A vision into an unmanned future was presented by Bjørn Kåre Viken, VP of Process Technology and Collaboration at Equinor. “We believe replacing manned with remote operations will have a positive impact, not least on safety,” he said. As examples, Viken cited subsea “snake” robot company Eelume and Equinor’s Remote Offshore Facility (ROF) and Unmanned Production Platform (UPP) concepts. The ROF concept includes use of topside robotics, as well as drones for TEG delivery to the facility. Equinor has already installed and is operating from shore UPP at Valemon, supported by nearby infrastructure, and a stand-alone floating version, with tanker offload, is being considered. A ROF, meanwhile, could be considered for the Peon stand-alone gas condensate project. “The ultimate” would be to have a standalone deepwater UPP, particularly for Brazilian projects, Viken said. A UPP could offer 30% less capex cost and 50% less opex cost, compared to a traditional concept, he said.

Digitalisation will also play its role for Equinor, he said. “We would like computers to see the optimum placement of wells in the reservoir.” Equinor has been mining well data to find “missed pay” opportunities, which has already lead to new prospects and “we are just scratching the surface,” he said.

In other areas, technology that has been developed for subsea fields, such as subsea gas compression, could be used for offshore topsides, such as in the Bay du Nord project, he said. “Subsea to sand is something to look for in the future,” he said, i.e. where technology developed for subsea is used onshore because of its compactness and robustness.

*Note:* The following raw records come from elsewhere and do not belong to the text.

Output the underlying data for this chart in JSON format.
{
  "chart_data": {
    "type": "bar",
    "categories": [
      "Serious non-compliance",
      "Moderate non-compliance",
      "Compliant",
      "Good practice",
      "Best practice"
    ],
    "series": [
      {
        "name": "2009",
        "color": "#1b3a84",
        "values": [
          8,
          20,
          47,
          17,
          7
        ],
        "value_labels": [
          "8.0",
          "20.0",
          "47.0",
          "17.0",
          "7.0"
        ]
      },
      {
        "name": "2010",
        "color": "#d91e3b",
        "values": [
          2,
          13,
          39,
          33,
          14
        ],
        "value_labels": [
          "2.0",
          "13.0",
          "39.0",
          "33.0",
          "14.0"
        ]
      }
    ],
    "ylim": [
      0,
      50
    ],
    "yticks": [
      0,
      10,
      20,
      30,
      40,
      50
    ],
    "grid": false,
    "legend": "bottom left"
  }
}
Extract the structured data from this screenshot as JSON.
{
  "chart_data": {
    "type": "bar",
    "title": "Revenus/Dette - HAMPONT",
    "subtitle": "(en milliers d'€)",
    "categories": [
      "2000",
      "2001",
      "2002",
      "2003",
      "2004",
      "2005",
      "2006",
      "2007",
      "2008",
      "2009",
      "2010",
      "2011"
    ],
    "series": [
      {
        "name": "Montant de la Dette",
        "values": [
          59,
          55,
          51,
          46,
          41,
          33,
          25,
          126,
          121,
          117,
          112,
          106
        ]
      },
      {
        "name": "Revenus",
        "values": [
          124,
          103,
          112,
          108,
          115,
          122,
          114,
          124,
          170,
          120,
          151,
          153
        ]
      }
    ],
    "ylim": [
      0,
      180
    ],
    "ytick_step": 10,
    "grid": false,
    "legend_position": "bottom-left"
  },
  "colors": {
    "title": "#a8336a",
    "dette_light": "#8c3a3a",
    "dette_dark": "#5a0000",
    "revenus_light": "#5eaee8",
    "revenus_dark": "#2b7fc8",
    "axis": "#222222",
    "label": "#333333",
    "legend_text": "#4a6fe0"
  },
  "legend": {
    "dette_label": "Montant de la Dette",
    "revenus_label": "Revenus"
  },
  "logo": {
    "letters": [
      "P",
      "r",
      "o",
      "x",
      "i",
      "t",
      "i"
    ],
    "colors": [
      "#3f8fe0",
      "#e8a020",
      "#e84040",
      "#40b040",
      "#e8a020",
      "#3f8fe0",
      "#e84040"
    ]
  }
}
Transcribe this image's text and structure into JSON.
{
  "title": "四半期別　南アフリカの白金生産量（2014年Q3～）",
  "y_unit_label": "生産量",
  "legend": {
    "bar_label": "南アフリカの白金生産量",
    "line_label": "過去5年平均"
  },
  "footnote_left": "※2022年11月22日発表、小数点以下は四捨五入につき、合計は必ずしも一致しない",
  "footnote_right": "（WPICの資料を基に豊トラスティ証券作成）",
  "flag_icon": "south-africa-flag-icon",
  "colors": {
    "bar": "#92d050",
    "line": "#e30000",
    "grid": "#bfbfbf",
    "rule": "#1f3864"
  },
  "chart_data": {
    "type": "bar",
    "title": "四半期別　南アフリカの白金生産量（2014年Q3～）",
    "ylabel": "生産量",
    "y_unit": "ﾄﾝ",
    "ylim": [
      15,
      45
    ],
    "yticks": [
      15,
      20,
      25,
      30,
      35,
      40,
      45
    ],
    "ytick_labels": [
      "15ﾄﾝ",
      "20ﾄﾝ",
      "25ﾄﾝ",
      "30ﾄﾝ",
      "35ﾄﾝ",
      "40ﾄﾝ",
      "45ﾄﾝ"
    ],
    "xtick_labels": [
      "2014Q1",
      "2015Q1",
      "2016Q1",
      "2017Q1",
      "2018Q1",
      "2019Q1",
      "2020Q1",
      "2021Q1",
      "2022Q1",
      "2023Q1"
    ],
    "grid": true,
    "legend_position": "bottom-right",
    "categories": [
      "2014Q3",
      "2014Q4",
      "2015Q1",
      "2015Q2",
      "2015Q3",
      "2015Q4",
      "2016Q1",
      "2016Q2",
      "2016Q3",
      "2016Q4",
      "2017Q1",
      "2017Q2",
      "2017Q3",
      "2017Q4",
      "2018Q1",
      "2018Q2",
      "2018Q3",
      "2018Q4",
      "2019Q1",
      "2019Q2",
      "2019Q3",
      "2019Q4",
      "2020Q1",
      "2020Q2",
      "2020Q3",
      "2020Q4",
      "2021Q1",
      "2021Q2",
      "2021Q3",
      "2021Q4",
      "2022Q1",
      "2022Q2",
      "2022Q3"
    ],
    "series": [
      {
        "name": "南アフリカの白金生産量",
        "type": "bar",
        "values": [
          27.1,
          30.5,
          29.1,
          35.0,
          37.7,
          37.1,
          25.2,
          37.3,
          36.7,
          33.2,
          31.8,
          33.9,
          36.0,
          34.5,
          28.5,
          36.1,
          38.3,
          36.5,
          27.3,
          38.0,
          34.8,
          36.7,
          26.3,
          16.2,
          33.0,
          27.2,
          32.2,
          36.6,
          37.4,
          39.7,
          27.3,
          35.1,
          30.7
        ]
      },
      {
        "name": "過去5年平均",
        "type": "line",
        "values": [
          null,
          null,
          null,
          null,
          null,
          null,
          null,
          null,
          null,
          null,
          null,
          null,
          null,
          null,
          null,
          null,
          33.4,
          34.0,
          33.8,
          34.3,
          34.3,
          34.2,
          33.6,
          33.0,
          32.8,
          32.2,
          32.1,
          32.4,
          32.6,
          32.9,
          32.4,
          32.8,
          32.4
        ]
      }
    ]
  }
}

Technology was also high on the agenda for Lundin, including all-electric subsea systems. “We all have trouble with hydraulic control systems and I don’t get any good answers when I ask why we haven’t done all-electric yet,” said Jenssen.  “Why don’t we just go and do it?”

While there are still challenges, UTC Program Committee Chairman Jon Arve Sværen, from OneSubsea, reflected on how far the industry has come in a relatively short period of time. Deepwater has gone from being 300m to 3000m, he says. High-pressure has gone from 300psi to 20,000 psi and subsea tiebacks are more than 100km for oil and 200km for gas. “Technology has been the driver for past growth in the industry and remarkable activity over a short period of time,” he says.

Over the rest of today and tomorrow, we will hear more about the technologies available to the industry in the UTC Bergen conference parallel sessions.

UTC 2018 is the 24th Underwater Technology Conference, with 700 professionals and 40 exhibitors expected to attend at Bergen’s Grieghallen from 12-14 June 2018.